O estágio da nação
O debate do estado da nação é, para que ninguém fique com uma crise de urticária, um cardápio inalterado de ataques, emboscadas e iniquidades várias. Normalmente é uma inexistência andante.
É o reflexo da elite da nação que só vê o que quer ver, ou melhor, o que cada facção deseja transformar em real. Cada um fala para o seu espelho. Essa "selfie" deprimente mostra as rugas do regime. Ontem poderia ter sido diferente, porque Tancos ou Pedrógão poderiam ser motivadores para uma mudança de discursos. Mas o vento afasta todas as ilusões. O momento mais difícil do Governo, nas palavras imparciais de Pedro Nuno Santos, não foi o melhor momento da oposição. Talvez ainda não seja possível a grande reforma do Estado, e do novo mundo que estes anos de socratismo e de passismo propiciaram: o de uma nova elite que vive da parasitagem do Estado e que tem verdadeiro peso nele. E, na generalidade dos casos, não têm nada que ver com sectores que criem riqueza: apenas realizam negócios ou facilitam-nos. Antero de Quental já temia isso quando escreveu há mais de um século: "Portugal ou se reformará, política, intelectual e moralmente ou deixará de existir." É que a crise portuguesa não é financeira. É de coesão social, de criatividade intelectual, de debate sobre o modelo de futuro. E não apenas de fingir querer fazer.

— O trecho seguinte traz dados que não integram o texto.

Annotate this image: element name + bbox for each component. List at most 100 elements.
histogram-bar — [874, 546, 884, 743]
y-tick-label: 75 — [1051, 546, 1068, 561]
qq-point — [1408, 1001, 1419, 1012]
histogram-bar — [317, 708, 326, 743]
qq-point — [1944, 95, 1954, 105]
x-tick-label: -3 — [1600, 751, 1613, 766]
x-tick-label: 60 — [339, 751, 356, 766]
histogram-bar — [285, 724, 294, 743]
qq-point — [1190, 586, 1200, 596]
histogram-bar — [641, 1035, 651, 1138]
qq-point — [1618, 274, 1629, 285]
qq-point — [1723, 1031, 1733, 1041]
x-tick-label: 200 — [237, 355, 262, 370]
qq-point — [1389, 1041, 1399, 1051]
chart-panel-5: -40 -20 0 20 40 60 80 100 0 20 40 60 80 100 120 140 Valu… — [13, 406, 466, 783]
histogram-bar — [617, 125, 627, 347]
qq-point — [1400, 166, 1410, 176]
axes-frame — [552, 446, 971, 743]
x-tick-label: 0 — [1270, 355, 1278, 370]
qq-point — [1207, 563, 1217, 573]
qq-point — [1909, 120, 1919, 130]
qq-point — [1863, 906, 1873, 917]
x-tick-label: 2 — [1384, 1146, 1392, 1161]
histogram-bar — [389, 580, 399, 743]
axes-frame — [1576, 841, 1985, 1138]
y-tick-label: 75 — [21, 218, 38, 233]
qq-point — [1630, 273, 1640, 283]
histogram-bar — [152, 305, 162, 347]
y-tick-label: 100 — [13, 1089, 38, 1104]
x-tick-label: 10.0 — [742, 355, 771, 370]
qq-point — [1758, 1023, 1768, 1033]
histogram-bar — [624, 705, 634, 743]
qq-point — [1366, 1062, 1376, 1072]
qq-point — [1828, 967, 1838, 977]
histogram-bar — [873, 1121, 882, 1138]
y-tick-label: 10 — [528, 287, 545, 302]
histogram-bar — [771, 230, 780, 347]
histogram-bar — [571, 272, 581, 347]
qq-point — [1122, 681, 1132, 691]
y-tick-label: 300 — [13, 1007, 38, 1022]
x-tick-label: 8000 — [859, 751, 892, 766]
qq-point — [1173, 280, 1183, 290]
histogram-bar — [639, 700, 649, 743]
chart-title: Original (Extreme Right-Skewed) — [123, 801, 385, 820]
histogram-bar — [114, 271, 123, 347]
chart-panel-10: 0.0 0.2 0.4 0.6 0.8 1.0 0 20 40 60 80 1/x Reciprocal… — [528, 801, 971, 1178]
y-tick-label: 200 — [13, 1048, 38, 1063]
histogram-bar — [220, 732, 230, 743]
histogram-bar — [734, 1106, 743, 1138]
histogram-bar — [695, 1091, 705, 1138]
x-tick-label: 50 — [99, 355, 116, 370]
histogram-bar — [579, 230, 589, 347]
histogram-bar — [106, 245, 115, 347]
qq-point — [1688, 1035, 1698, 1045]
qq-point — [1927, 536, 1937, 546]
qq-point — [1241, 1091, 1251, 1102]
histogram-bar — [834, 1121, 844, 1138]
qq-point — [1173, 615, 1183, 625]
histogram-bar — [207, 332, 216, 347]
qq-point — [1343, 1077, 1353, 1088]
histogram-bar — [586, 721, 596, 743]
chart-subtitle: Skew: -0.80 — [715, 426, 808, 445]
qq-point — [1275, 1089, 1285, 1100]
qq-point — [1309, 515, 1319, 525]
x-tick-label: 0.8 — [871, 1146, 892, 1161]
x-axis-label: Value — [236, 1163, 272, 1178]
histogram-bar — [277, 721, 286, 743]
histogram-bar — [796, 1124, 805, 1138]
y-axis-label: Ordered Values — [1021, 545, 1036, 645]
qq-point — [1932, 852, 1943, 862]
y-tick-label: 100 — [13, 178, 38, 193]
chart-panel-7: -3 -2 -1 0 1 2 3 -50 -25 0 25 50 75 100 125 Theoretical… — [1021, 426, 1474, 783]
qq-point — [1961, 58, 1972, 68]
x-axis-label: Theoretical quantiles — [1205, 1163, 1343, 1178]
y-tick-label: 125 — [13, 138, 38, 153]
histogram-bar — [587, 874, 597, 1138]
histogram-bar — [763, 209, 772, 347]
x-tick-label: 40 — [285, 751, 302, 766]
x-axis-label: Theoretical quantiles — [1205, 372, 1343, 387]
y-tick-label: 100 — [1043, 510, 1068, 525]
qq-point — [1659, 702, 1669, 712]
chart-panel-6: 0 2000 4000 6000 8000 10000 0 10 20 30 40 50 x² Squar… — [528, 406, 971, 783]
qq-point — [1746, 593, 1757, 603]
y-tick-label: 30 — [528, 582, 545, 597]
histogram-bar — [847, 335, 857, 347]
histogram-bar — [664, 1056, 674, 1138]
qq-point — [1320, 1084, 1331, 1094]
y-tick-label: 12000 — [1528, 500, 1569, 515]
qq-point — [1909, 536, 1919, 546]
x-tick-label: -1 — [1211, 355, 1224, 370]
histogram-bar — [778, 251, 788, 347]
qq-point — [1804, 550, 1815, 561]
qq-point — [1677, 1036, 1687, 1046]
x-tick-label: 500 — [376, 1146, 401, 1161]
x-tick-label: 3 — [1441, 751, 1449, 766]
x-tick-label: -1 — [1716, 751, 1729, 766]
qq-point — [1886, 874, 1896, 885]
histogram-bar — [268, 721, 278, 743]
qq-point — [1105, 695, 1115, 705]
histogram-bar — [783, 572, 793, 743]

O chamado debate sobre o estado da nação reflecte este deserto e esta pobreza espiritual. Portugal é um verdadeiro muro das lamentações. Todos encontram lá algum conforto para o que os faz lacrimejar. O país tornou-se um divã estilo colchão Molaflex: adapta-se às costas de cada português. Ali uns podem queixar-se da educação, outros da globalização, alguns do Estado, uns quantos do sector privado. E todos uns dos outros. A culpa de cada um é, assim, varrida para debaixo da cama. Daqui a uns dias o que sobrará deste fogo-de-artifício a que se assistiu ontem? Um vago eco, entre o estado de graça que se finou e um coro de críticas desafinadas e sem conteúdo. Como sempre a nação continua em estágio.